Saturday, 13 June 2015

Book review: I'll Give You the Sun - Jandy Nelson

Towards the end of May I read a book called 'I'll Give You the Sun' by Jandy Nelson and it was a really good read.

The novel is about a set of twins called Noah and Jude, who are both artistic in different ways. The plot follows them through their teenage years and discusses the events that ensue throughout. I love the written style of the book. It goes back and forth between the twins, but has them at different ages from one another. Noah's perspective is from when they were thirteen/fourteen and Jude's is when they are sixteen. I think this works really well and allows everything to unfold in the best way it could.

Each twin has such a unique character despite the initial suggestion that they are completely alike. Throughout the novel their differences are portrayed more and more, and they seem to develop into two individuals rather than one single being, which is how they appear to begin with. This is the main struggle Jude seems to deal with in the book, despite other things seemingly coming first: her ability to find herself seems to be the main journey in the book, even when she seems to be looking for everyone else. Though at the beginning, Noah expresses himself fully through art, he completely closes up and it becomes difficult to understand what is happening with him. I think the fact that the older perspective is Jude's means that as he gets older Noah becomes more of a mystery until the ending of the book.

I just found the whole thing utterly gripping. I think I read it in about five or six days, and kept getting disappointed when I realised how late it was, putting it down until the following evening. There is no better kind of book than one that makes you want to read it constantly, and I'm so glad this was one of those. Even saying that though, I think I found Jude's sections more enthralling; I don't know, I think Noah's chapters give a lot of background information that give a greater understanding of Jude's chapters, but I think it was just her character that was bit more interesting. The way she goes from being unmissable in any place, to hiding herself away and not wanting to be seen. It's intriguing.

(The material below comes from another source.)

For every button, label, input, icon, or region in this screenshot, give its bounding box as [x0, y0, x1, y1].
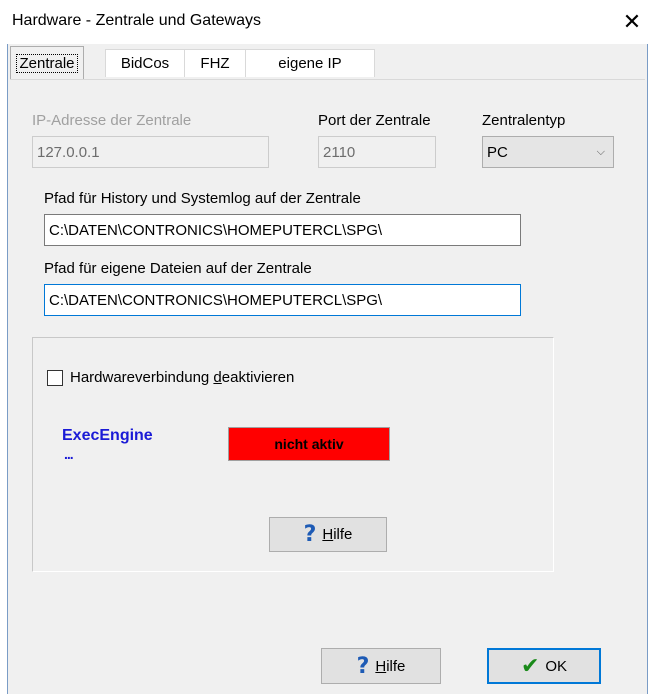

The title of the book is very significant, and a lot of the story actually centres very closely around it. Noah and Jude have been hypothetically been dividing up the world between them since they were very young, and Jude gives Noah almost everything, including the sun, in return for a picture he has painted. A lot of her later sadness is connected with her having given the sun away, and I think it's such a strong metaphor, and works so well throughout the length of the novel.

Some of my favourite (of sooooo many) quotes are:

'Mothers are the parachutes.'

'I didn't know you could get buried in your own silence.'

'She gives off light. I give off dark.'

'People think people are in charge but they're wrong; it's the trees.' (I really love trees, so I'd like to think this is true.)

'His soul might be a sun. I've never met anyone who had the sun for a soul.'

'A book with the wrong story in it.'

'Above all else: Do not think so much.'

'This is a most private kind of chaos, like the contents of his mind all spilled out.'

'I don't remember smiling at anyone like that in my whole life.'

'In one split second I saw everything I could be, everything I want to be. And all that I'm not.'

'It's amazing how what goes on in the head stays in the head.'

'Sometimes when they win, you win.'

'It's time to remake the world.'

'Maybe a person is just made up of a lot of people [...] Maybe we're accumulating these new selves all the time.'

'Maybe some people are just meant to be in the same story.'

'But this makes more sense.'

I would highly recommend this book. Reading it was an experience, and I think it's one that I'll definitely end up reading again.

What books have you been reading recently? Any recommendations?